JCHBut you just dig their cliches and patterns the most (laughs).
RCI do. I do. If you like something, you like it. You’re not always critiquing it for ‘originality’. Most people don’t go to a Rolling Stones show looking for ‘new and fresh’.
JCHPoint taken. But the thing I dug THE MOST about the classic English bands was the diversity of arrangements. Especially Gentle Giant. Even Yes on Fragile where you have each guy stepping out. That created some diversity and I think it’s that which really hooked me on progressive rock. But then at some point I think it stopped being like that.
JCHWell one big factor? I think you’re in a fancy studio and you’ve got five guys, but there’s just a part for celesta and flute and the other three guys are just standing around for days. I think there’s a tremendous tendency to want everyone to have ‘something to play’ ALL the time.
RC(laughs) I know exactly what you mean. You just can’t help but pick up your instrument and want to ‘contribute’. After all, you’re there to have fun. To play. You’re not thinking like a ‘composer’.
JCHEXACTLY! By not having a ‘band’ I just focus on what I think the songs need. Sometimes people bitch about ‘not enough shredding’ or whatever, but I like having the songs be what they need to be.
RCAnd yet, there is a lot more guitar on Progress so the bitching does have an effect, right?
JCHOh I’m sure it affects me subliminally. And I do have to acknowledge the positive effect of the constant bitching for me to ‘shred’ more. Bitch, bitch, bitch, bitch, bitch, bitch, bitch, bitch, bitch, bitch, bitch, bitch, bitch, bitch, bitch, bitch. (laughs). The material on Progress demanded more guitar, but I definitely had that desire to please fans in my mind.
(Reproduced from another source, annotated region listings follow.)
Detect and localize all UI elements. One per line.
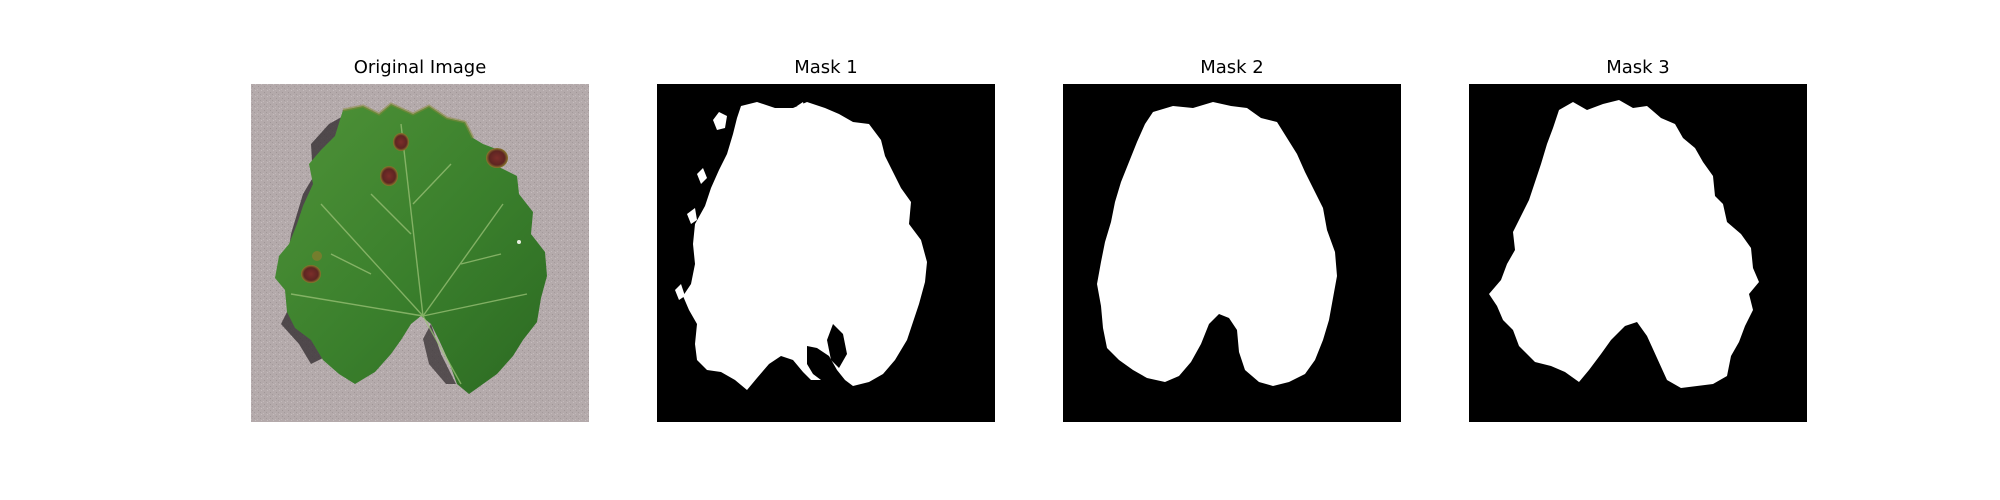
mask-region [683, 102, 927, 390]
mask-3-image [1469, 84, 1807, 422]
mask-region [1569, 118, 1579, 128]
mask-region [713, 112, 727, 130]
lesion-spot [380, 166, 398, 186]
panel-mask-2: Mask 2 [1063, 0, 1401, 500]
panel-title: Mask 1 [794, 57, 858, 78]
leaf-shadow-inner [423, 324, 456, 384]
mask-region [697, 168, 707, 184]
mask-region [1489, 100, 1759, 388]
lesion-spot [393, 133, 409, 151]
lesion-spot [486, 148, 508, 168]
original-leaf-image [251, 84, 589, 422]
leaf-margin [342, 102, 475, 139]
lesion-spot [301, 265, 321, 283]
panel-title: Mask 2 [1200, 57, 1264, 78]
leaf-veins [290, 123, 528, 385]
mask-hole [827, 324, 847, 368]
panel-mask-1: Mask 1 [657, 0, 995, 500]
panel-title: Original Image [353, 57, 487, 78]
leaf-body [275, 104, 547, 394]
mask-region [797, 102, 805, 110]
mask-region [1097, 102, 1337, 386]
mask-region [687, 208, 697, 224]
panel-mask-3: Mask 3 [1469, 0, 1807, 500]
mask-region [675, 284, 685, 300]
panel-original-image: Original Image [251, 0, 589, 500]
light-speck [517, 240, 521, 244]
mask-1-image [657, 84, 995, 422]
mask-2-image [1063, 84, 1401, 422]
panel-title: Mask 3 [1606, 57, 1670, 78]
lesion-spot [312, 251, 322, 261]
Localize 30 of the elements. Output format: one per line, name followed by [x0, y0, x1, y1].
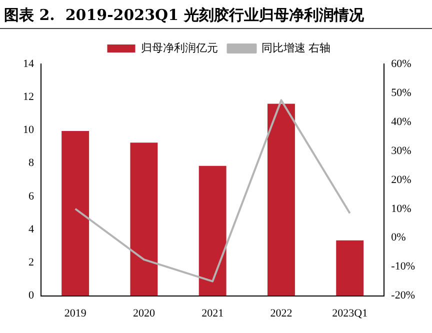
bar [336, 240, 364, 296]
x-tick-label: 2019 [64, 307, 87, 320]
y2-tick-label: -20% [391, 290, 415, 302]
y2-tick-label: 10% [391, 202, 412, 215]
legend-label: 归母净利润亿元 [140, 41, 218, 54]
y2-tick-label: -10% [391, 260, 415, 273]
y2-tick-label: 60% [391, 58, 412, 70]
legend-label: 同比增速 右轴 [261, 41, 331, 54]
y-tick-label: 2 [28, 256, 34, 269]
y-tick-label: 0 [28, 290, 34, 302]
y-tick-label: 6 [28, 190, 34, 202]
bar [198, 166, 226, 296]
y-tick-label: 10 [23, 124, 34, 136]
y2-tick-label: 20% [391, 174, 412, 186]
x-tick-label: 2023Q1 [332, 307, 368, 320]
y-tick-label: 12 [23, 91, 34, 104]
bar [62, 131, 90, 296]
y-tick-label: 4 [28, 223, 34, 236]
bar [267, 104, 295, 296]
chart-title: 图表 2. 2019-2023Q1 光刻胶行业归母净利润情况 [0, 0, 432, 29]
x-tick-label: 2022 [270, 307, 292, 320]
y2-tick-label: 50% [391, 86, 412, 99]
y-tick-label: 8 [28, 157, 34, 170]
y2-tick-label: 0% [391, 232, 406, 244]
y2-tick-label: 30% [391, 144, 412, 157]
x-tick-label: 2020 [132, 307, 156, 320]
y2-tick-label: 40% [391, 116, 412, 128]
y-tick-label: 14 [23, 58, 34, 70]
bar [130, 142, 158, 296]
x-tick-label: 2021 [202, 307, 224, 320]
I needed that (cough) gentle reminder to get back to rockin’ and rolling.
RCIt’s that hard to bring in a mandolin or whatnot into some song over the course of an album?
JCHWell, in addition to the ‘composer’ aspects, there’s another tangential issue which has to do, I think with aging. One way I know I’m getting ‘old’ is that I’ve recently had a number of gigs I’ve had to turn down do to lack of competence.
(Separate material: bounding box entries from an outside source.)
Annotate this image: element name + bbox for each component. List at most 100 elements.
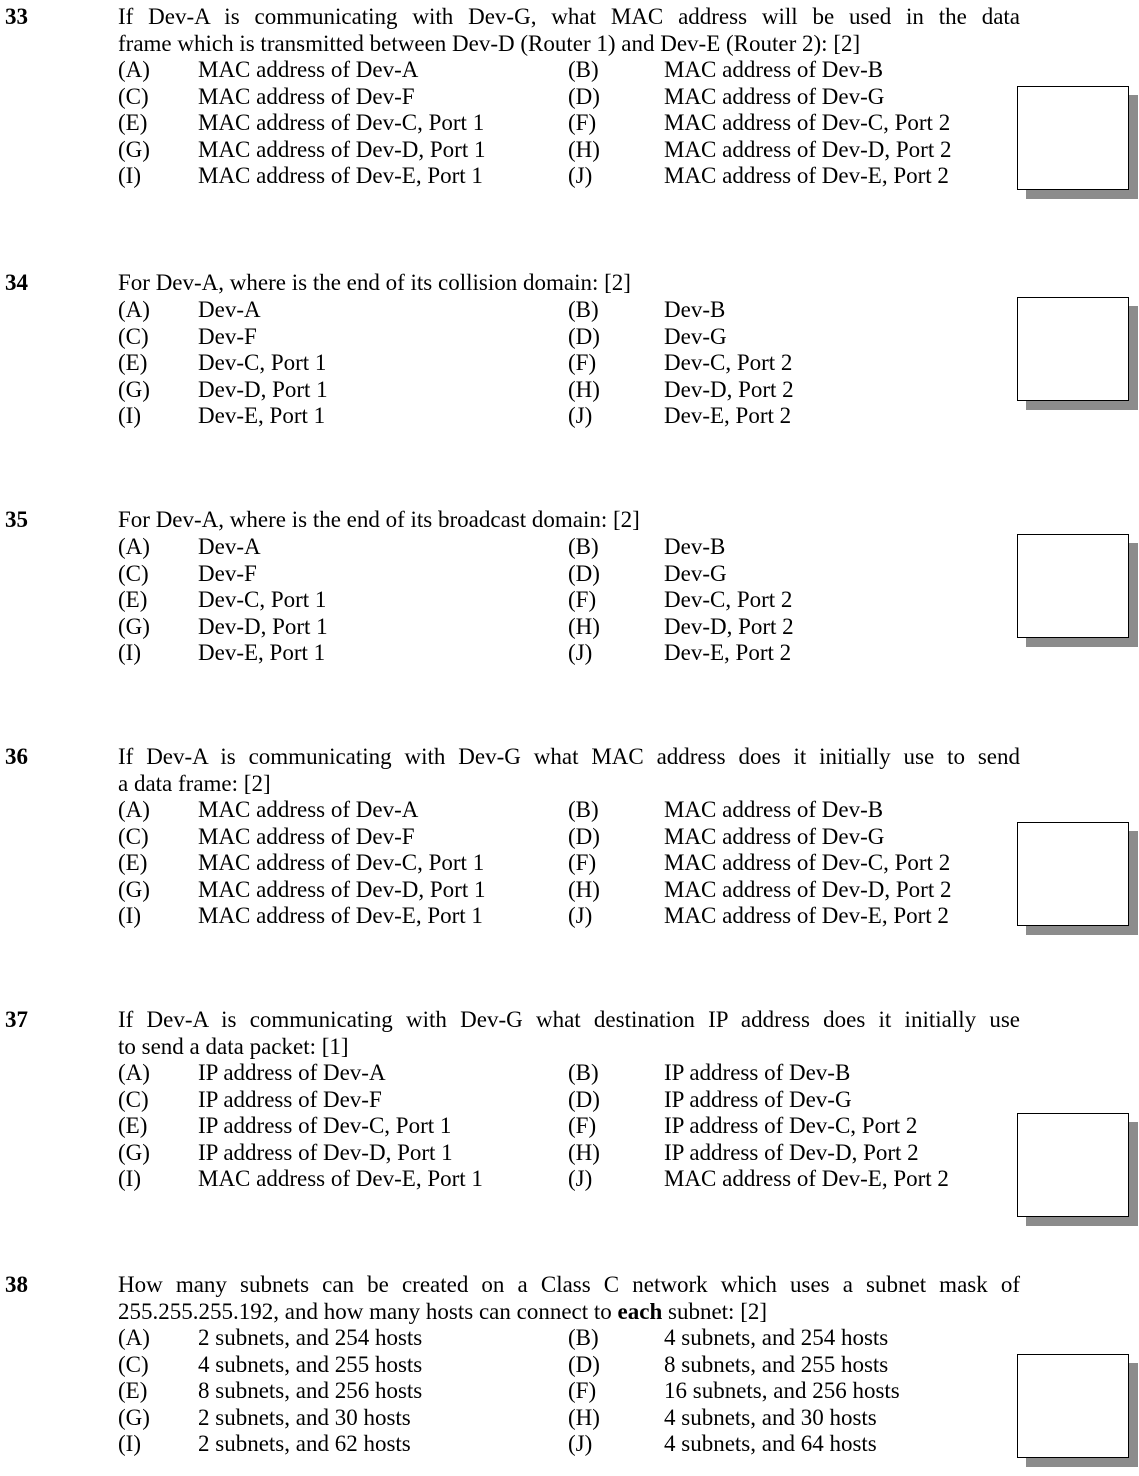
option-letter: (B) <box>568 1325 599 1350</box>
answer-box[interactable] <box>1017 297 1129 401</box>
option-letter: (F) <box>568 1378 597 1403</box>
option-letter: (D) <box>568 823 600 849</box>
option-letter: (J) <box>568 1431 593 1456</box>
option-text: MAC address of Dev-C, Port 2 <box>664 850 951 875</box>
option-text: 2 subnets, and 62 hosts <box>198 1431 411 1456</box>
option-letter: (B) <box>568 57 599 82</box>
question-number: 36 <box>5 744 28 769</box>
option-letter: (A) <box>118 297 150 322</box>
option-text: MAC address of Dev-C, Port 2 <box>664 110 951 135</box>
option-letter: (I) <box>118 1166 141 1191</box>
option-letter: (H) <box>568 613 600 639</box>
answer-box[interactable] <box>1017 534 1129 638</box>
option-letter: (J) <box>568 403 593 428</box>
option-letter: (G) <box>118 136 150 162</box>
option-text: MAC address of Dev-E, Port 2 <box>664 1166 949 1191</box>
option-letter: (D) <box>568 1351 600 1377</box>
option-letter: (G) <box>118 1139 150 1165</box>
option-letter: (D) <box>568 83 600 109</box>
question-text-line: For Dev-A, where is the end of its broad… <box>118 507 640 532</box>
option-letter: (I) <box>118 1431 141 1456</box>
option-letter: (A) <box>118 1060 150 1085</box>
question-text-line: to send a data packet: [1] <box>118 1033 349 1059</box>
option-letter: (I) <box>118 640 141 665</box>
option-text: MAC address of Dev-D, Port 2 <box>664 136 952 162</box>
option-text: MAC address of Dev-E, Port 2 <box>664 163 949 188</box>
question-text-part: subnet: [2] <box>662 1298 768 1324</box>
option-text: MAC address of Dev-E, Port 1 <box>198 903 483 928</box>
option-letter: (F) <box>568 587 597 612</box>
option-text: 4 subnets, and 30 hosts <box>664 1404 877 1430</box>
option-letter: (F) <box>568 350 597 375</box>
question-text-line: a data frame: [2] <box>118 770 271 796</box>
question-text: For Dev-A, where is the end of its broad… <box>118 507 1020 534</box>
question-text: If Dev-A is communicating with Dev-G, wh… <box>118 4 1020 57</box>
question-number: 37 <box>5 1007 28 1032</box>
option-letter: (C) <box>118 83 149 109</box>
option-letter: (H) <box>568 136 600 162</box>
option-text: MAC address of Dev-D, Port 1 <box>198 136 486 162</box>
option-letter: (E) <box>118 350 148 375</box>
option-text: Dev-E, Port 1 <box>198 403 326 428</box>
question-number: 33 <box>5 4 28 29</box>
option-text: Dev-B <box>664 534 726 559</box>
question-number: 34 <box>5 270 28 295</box>
question-text: If Dev-A is communicating with Dev-G wha… <box>118 1007 1020 1060</box>
option-text: MAC address of Dev-G <box>664 83 885 109</box>
option-letter: (J) <box>568 1166 593 1191</box>
option-text: 8 subnets, and 255 hosts <box>664 1351 889 1377</box>
option-text: 4 subnets, and 255 hosts <box>198 1351 423 1377</box>
option-text: Dev-E, Port 1 <box>198 640 326 665</box>
option-text: 2 subnets, and 254 hosts <box>198 1325 423 1350</box>
answer-box[interactable] <box>1017 86 1129 190</box>
option-letter: (H) <box>568 876 600 902</box>
answer-box[interactable] <box>1017 822 1129 926</box>
option-text: MAC address of Dev-F <box>198 83 415 109</box>
option-letter: (H) <box>568 1139 600 1165</box>
question-text-line: How many subnets can be created on a Cla… <box>118 1272 1020 1297</box>
option-text: Dev-A <box>198 534 261 559</box>
option-letter: (I) <box>118 403 141 428</box>
option-letter: (J) <box>568 640 593 665</box>
option-letter: (C) <box>118 1086 149 1112</box>
option-text: 4 subnets, and 64 hosts <box>664 1431 877 1456</box>
answer-box[interactable] <box>1017 1354 1129 1458</box>
option-letter: (I) <box>118 903 141 928</box>
question-text-line: For Dev-A, where is the end of its colli… <box>118 270 631 295</box>
option-letter: (D) <box>568 1086 600 1112</box>
answer-box[interactable] <box>1017 1113 1129 1217</box>
option-text: IP address of Dev-F <box>198 1086 382 1112</box>
option-text: Dev-F <box>198 323 257 349</box>
option-letter: (G) <box>118 376 150 402</box>
question-number: 35 <box>5 507 28 532</box>
option-letter: (J) <box>568 903 593 928</box>
option-letter: (E) <box>118 850 148 875</box>
question-text: If Dev-A is communicating with Dev-G wha… <box>118 744 1020 797</box>
option-letter: (H) <box>568 1404 600 1430</box>
option-text: IP address of Dev-D, Port 2 <box>664 1139 919 1165</box>
option-letter: (C) <box>118 823 149 849</box>
option-letter: (F) <box>568 850 597 875</box>
option-text: MAC address of Dev-E, Port 1 <box>198 163 483 188</box>
question-text-line: If Dev-A is communicating with Dev-G wha… <box>118 744 1020 769</box>
option-text: MAC address of Dev-G <box>664 823 885 849</box>
question-text: For Dev-A, where is the end of its colli… <box>118 270 1020 297</box>
question-text-line: If Dev-A is communicating with Dev-G, wh… <box>118 4 1020 29</box>
option-letter: (C) <box>118 323 149 349</box>
option-text: IP address of Dev-C, Port 2 <box>664 1113 918 1138</box>
option-letter: (E) <box>118 587 148 612</box>
option-text: Dev-C, Port 2 <box>664 587 793 612</box>
option-text: Dev-C, Port 2 <box>664 350 793 375</box>
option-text: IP address of Dev-A <box>198 1060 386 1085</box>
option-letter: (J) <box>568 163 593 188</box>
option-letter: (H) <box>568 376 600 402</box>
option-text: Dev-A <box>198 297 261 322</box>
question-number: 38 <box>5 1272 28 1297</box>
option-text: MAC address of Dev-B <box>664 57 884 82</box>
option-text: IP address of Dev-B <box>664 1060 851 1085</box>
option-letter: (A) <box>118 57 150 82</box>
option-text: Dev-B <box>664 297 726 322</box>
option-text: 4 subnets, and 254 hosts <box>664 1325 889 1350</box>
option-letter: (F) <box>568 1113 597 1138</box>
option-text: Dev-D, Port 1 <box>198 376 328 402</box>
RCLack of competence, you say?
JCHWell, I’ll get a call for, say, mandolin at a Broadway-style show. I get the call because I can read a score and they don’t have time for a typical folkie to learn the material by ear. Typical ‘studio’ situation.
RCSo what’s the problem?
JCHThe ‘problem’ is that I’ve just spent three months busting my fingers on five string bass and when I go to pick up the mandolin, my muscle memory is an absolute disaster. My ‘reading advantage’ goes totally out the window because I have to spend a ton of time re-educating my fingers how to play on that wee, tiny fingerboard with chords tuned in fifths. What they don’t tell ya about aging is that as one gets old, it takes longer to ‘context switch’ like that. It’s sorta like how when yer ten and you break a bone it heals in two weeks. And when yer fifty five, it takes two months.
RCIf you’re lucky. I get it. So it gets harder to return to an instrument because you can’t just pick up, say the banjo, and make like Earl Scruggs.
JCHWell, I can make like Earl Scruggs. I remember most of that. What I can’t do is actually be creative. Anything that isn’t strict muscle memory, ie. new ideas or material I’m reading off a page that doesn’t immediately sound like Cripple Creek? They seem to go from my head down my arm to my fingers and then somewhere at the wrist, I start getting these dropped frames. You know, like Max Headroom. The cable connection is dodgy.
RCThat can be a problem. OK, so to wrap it up, this is what I wrote from the last time we did this: A) It’s too expensive to have a full-time band. B) You like not having to worry about who will play what when you compose. C) You can bring the guys together for short tours which everyone enjoys like Band Camp. D) Doing Progress live will require five guys, so this Summer tour, the music will be even more ‘epic’ but the tickets will be even more expensive (laughs).
JCHThat last part? No joke.
RC Oh and E) Getting old makes switching between instruments a Max Headroom experience.